Selecting the Best Candidate from a Short List
- tcinello
- Aug 7
- 1 min read
1. Revisit the Role Requirements and Strategic Priorities
Ensure clarity on:
The role’s purpose
Key deliverables in the first 12–18 months
Leadership challenges and future-facing goals
Ask: Who is best positioned to deliver on these priorities?
2. Use a Structured Evaluation Tool (e.g., Scorecard)
Create a weighted scorecard with criteria such as:
Leadership capabilities
Technical/functional expertise
Cultural alignment
Learning agility
Strategic thinking
Score each candidate based on structured interviews, assessments, and feedback.
3. Identify Differentiators (The "Delta Factor")
Look for what sets each candidate apart:
Has one led through a turnaround or scale-up?
Has another managed complexity in a similar industry?
Who brings a “culture add” to enrich the team?
Focus: Not just who is best overall, but who adds the most unique value.
4. Gather and Synthesize Stakeholder Input
Collect structured feedback from all interviewers.
Avoid “groupthink” or averaging opinions.
Facilitate a conversation around strengths, risks, and tradeoffs.
Ask: Who would you most advocate for and why?
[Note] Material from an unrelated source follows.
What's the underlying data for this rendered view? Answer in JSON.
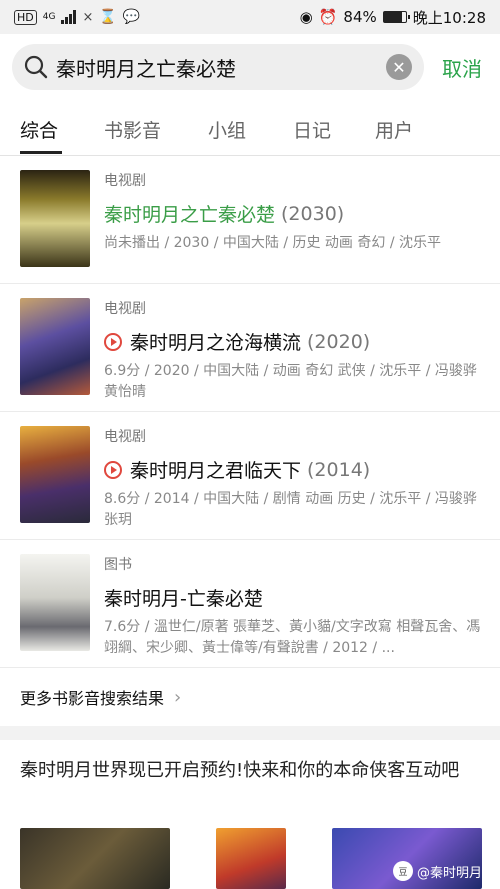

5 Conduct High-Quality Reference Checks
Target:
Key accomplishments and leadership style
How the candidate performed under pressure
Developmental areas and coachability
Use questions like: “What advice would you give to their future manager?”
6. Reflect and Decide
Sleep on it. Let emotion settle.
Re-review notes, feedback, and business priorities.
If candidates are equal, prioritize long-term impact and growth potential.
Final Tip
Avoid defaulting to the “safest” or most likeable candidate. Instead, choose the one best aligned with the company’s direction—and capable of growing with it.